Three span, double track, sandstone arch railway bridge with 6.1 metres (20 ft) clear central span between solid stone piers and abutments, with a low stone parapet. The arches are half circles in elevation with sandstone imposts at the junction of the arches and piers.
As at 19 October 2009, the bridge is in moderate condition with the following defects: several cracks and erosion in the stone arches, and parapets out-of-line with missing mortar.
The James St Underbridge is of high integrity, retaining its original fabric in a good condition.
Modifications and dates
As at 9 October 2009, the James St Underbridge is significant as the second oldest stone arch railway bridge in New South Wales still in use. The bridge was designed by John Whitton, Engineer-in-Chief for the railways between 1856 and 1890, and is one of the only Whitton designed bridges remaining in use on the Main West Line. John Whitton has been described as the "Father of New South Wales Railways", responsible for the establishment of the basic framework of the NSW rail network. The bridge forms part of the larger historic Lithgow railway corridor, and exemplifies the style and technique used in construction of stone arch bridges, a form of construction which is relatively rare within the NSW rail network.
Lithgow Underbridge was listed on the New South Wales State Heritage Register on 30 August 2013 having satisfied the following criteria.

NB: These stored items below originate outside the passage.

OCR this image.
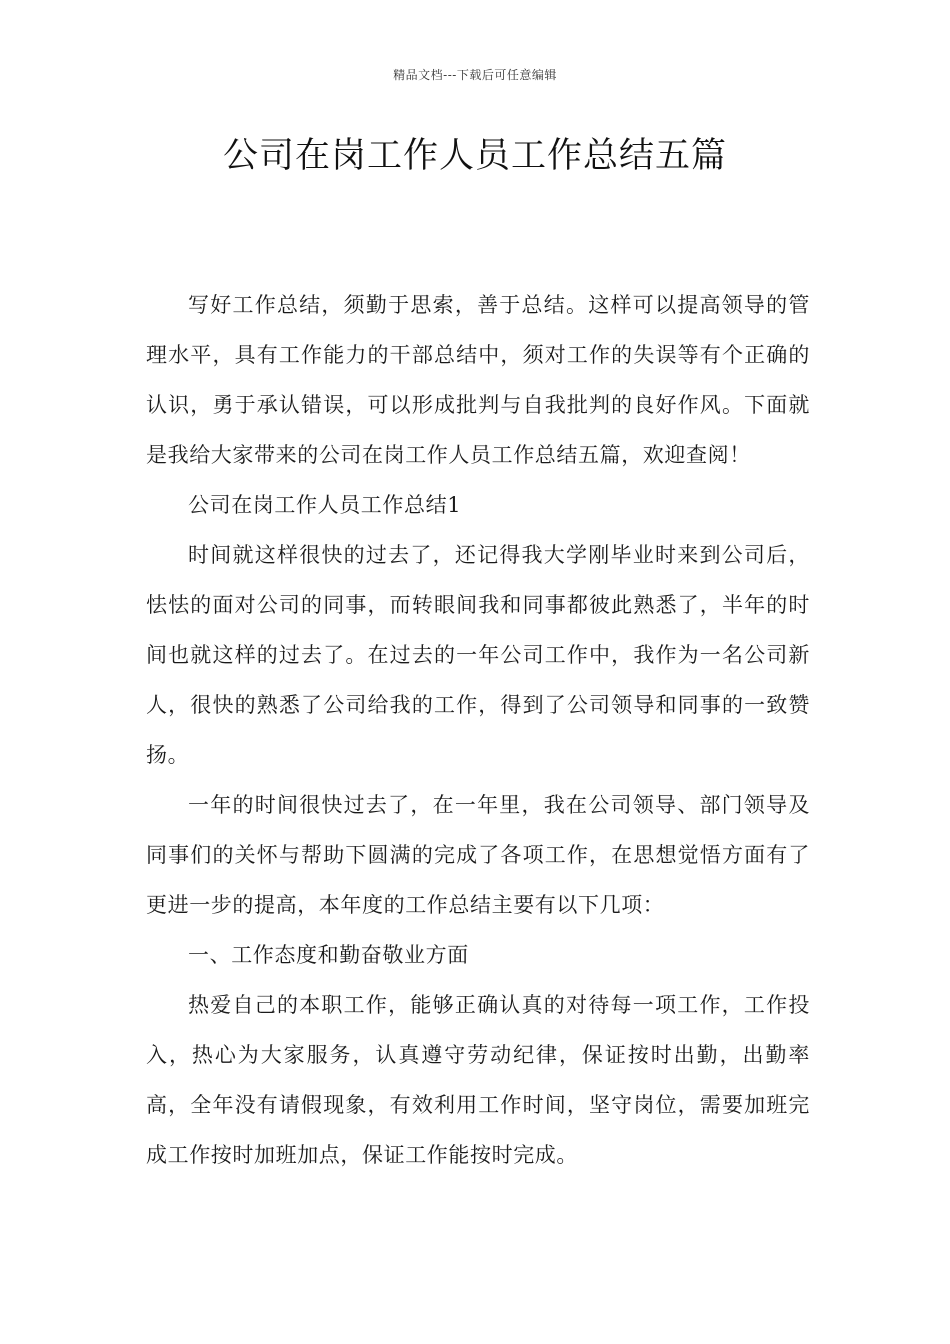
精品文档---下载后可任意编辑
公司在岗工作人员工作总结五篇

写好工作总结，须勤于思索，善于总结。这样可以提高领导的管理水平，具有工作能力的干部总结中，须对工作的失误等有个正确的认识，勇于承认错误，可以形成批判与自我批判的良好作风。下面就是我给大家带来的公司在岗工作人员工作总结五篇，欢迎查阅！

公司在岗工作人员工作总结1

时间就这样很快的过去了，还记得我大学刚毕业时来到公司后，怯怯的面对公司的同事，而转眼间我和同事都彼此熟悉了，半年的时间也就这样的过去了。在过去的一年公司工作中，我作为一名公司新人，很快的熟悉了公司给我的工作，得到了公司领导和同事的一致赞扬。

一年的时间很快过去了，在一年里，我在公司领导、部门领导及同事们的关怀与帮助下圆满的完成了各项工作，在思想觉悟方面有了更进一步的提高，本年度的工作总结主要有以下几项：

一、工作态度和勤奋敬业方面

热爱自己的本职工作，能够正确认真的对待每一项工作，工作投入，热心为大家服务，认真遵守劳动纪律，保证按时出勤，出勤率高，全年没有请假现象，有效利用工作时间，坚守岗位，需要加班完成工作按时加班加点，保证工作能按时完成。
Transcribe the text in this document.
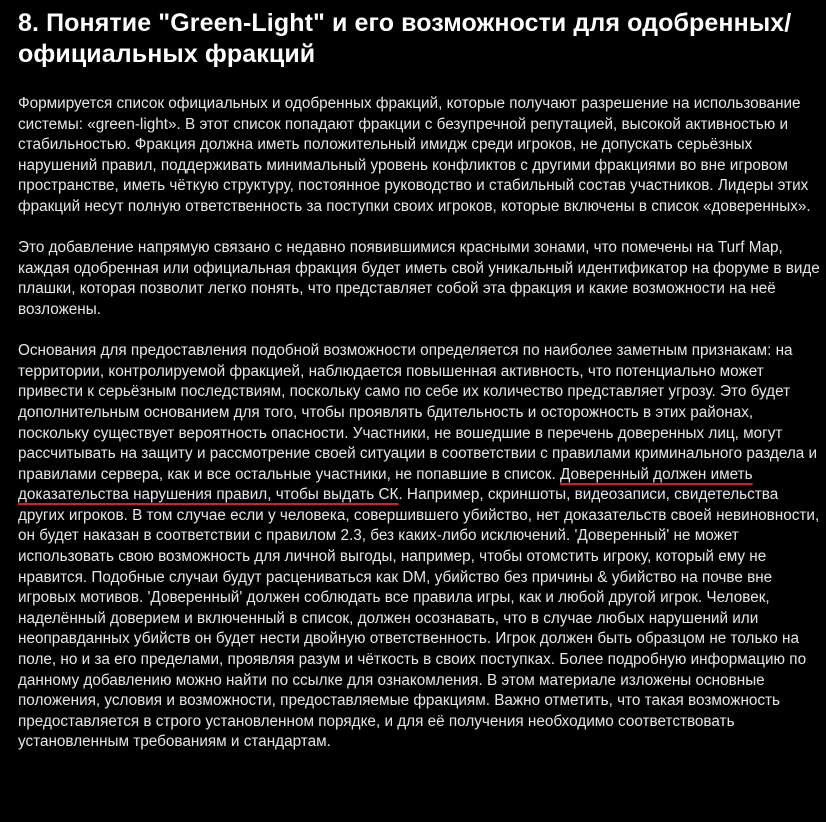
8. Понятие "Green-Light" и его возможности для одобренных/ официальных фракций

Формируется список официальных и одобренных фракций, которые получают разрешение на использование системы: «green-light». В этот список попадают фракции с безупречной репутацией, высокой активностью и стабильностью. Фракция должна иметь положительный имидж среди игроков, не допускать серьёзных нарушений правил, поддерживать минимальный уровень конфликтов с другими фракциями во вне игровом пространстве, иметь чёткую структуру, постоянное руководство и стабильный состав участников. Лидеры этих фракций несут полную ответственность за поступки своих игроков, которые включены в список «доверенных».

Это добавление напрямую связано с недавно появившимися красными зонами, что помечены на Turf Map, каждая одобренная или официальная фракция будет иметь свой уникальный идентификатор на форуме в виде плашки, которая позволит легко понять, что представляет собой эта фракция и какие возможности на неё возложены.

Основания для предоставления подобной возможности определяется по наиболее заметным признакам: на территории, контролируемой фракцией, наблюдается повышенная активность, что потенциально может привести к серьёзным последствиям, поскольку само по себе их количество представляет угрозу. Это будет дополнительным основанием для того, чтобы проявлять бдительность и осторожность в этих районах, поскольку существует вероятность опасности. Участники, не вошедшие в перечень доверенных лиц, могут рассчитывать на защиту и рассмотрение своей ситуации в соответствии с правилами криминального раздела и правилами сервера, как и все остальные участники, не попавшие в список. Доверенный должен иметь доказательства нарушения правил, чтобы выдать СК. Например, скриншоты, видеозаписи, свидетельства других игроков. В том случае если у человека, совершившего убийство, нет доказательств своей невиновности, он будет наказан в соответствии с правилом 2.3, без каких-либо исключений. 'Доверенный' не может использовать свою возможность для личной выгоды, например, чтобы отомстить игроку, который ему не нравится. Подобные случаи будут расцениваться как DM, убийство без причины & убийство на почве вне игровых мотивов. 'Доверенный' должен соблюдать все правила игры, как и любой другой игрок. Человек, наделённый доверием и включенный в список, должен осознавать, что в случае любых нарушений или неоправданных убийств он будет нести двойную ответственность. Игрок должен быть образцом не только на поле, но и за его пределами, проявляя разум и чёткость в своих поступках. Более подробную информацию по данному добавлению можно найти по ссылке для ознакомления. В этом материале изложены основные положения, условия и возможности, предоставляемые фракциям. Важно отметить, что такая возможность предоставляется в строго установленном порядке, и для её получения необходимо соответствовать установленным требованиям и стандартам.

The place is important in demonstrating the course, or pattern, of cultural or natural history in New South Wales.
The James St Underbridge has historical significance as the second oldest stone arch railway bridge in New South Wales still in use, and as one of the only original Whitton-era bridges still in use along the Main West Line.
The place has a strong or special association with a person, or group of persons, of importance of cultural or natural history of New South Wales's history.
The James St Underbridge has associative significance as it was designed by John Whitton, Engineer-in-Chief for Railways between 1856 and 1890. When Whitton was denied funds to continue with bridge construction using the expensive, imported wrought iron girder bridges, he chose to use stone arch viaducts for his major bridge works. The James Street bridge is a typical example.
The place is important in demonstrating aesthetic characteristics and/or a high degree of creative or technical achievement in New South Wales.
The James St Underbridge has aesthetic significance as it exemplifies the style and technique used in construction of stone arch bridges, in a form highly representative of railway construction.
The place possesses uncommon, rare or endangered aspects of the cultural or natural history of New South Wales.
The stone construction of James St Underbridge is a comparatively rare technique within the NSW rail network.
The place is important in demonstrating the principal characteristics of a class of cultural or natural places/environments in New South Wales.
The James St Underbridge is representative of railway viaduct construction.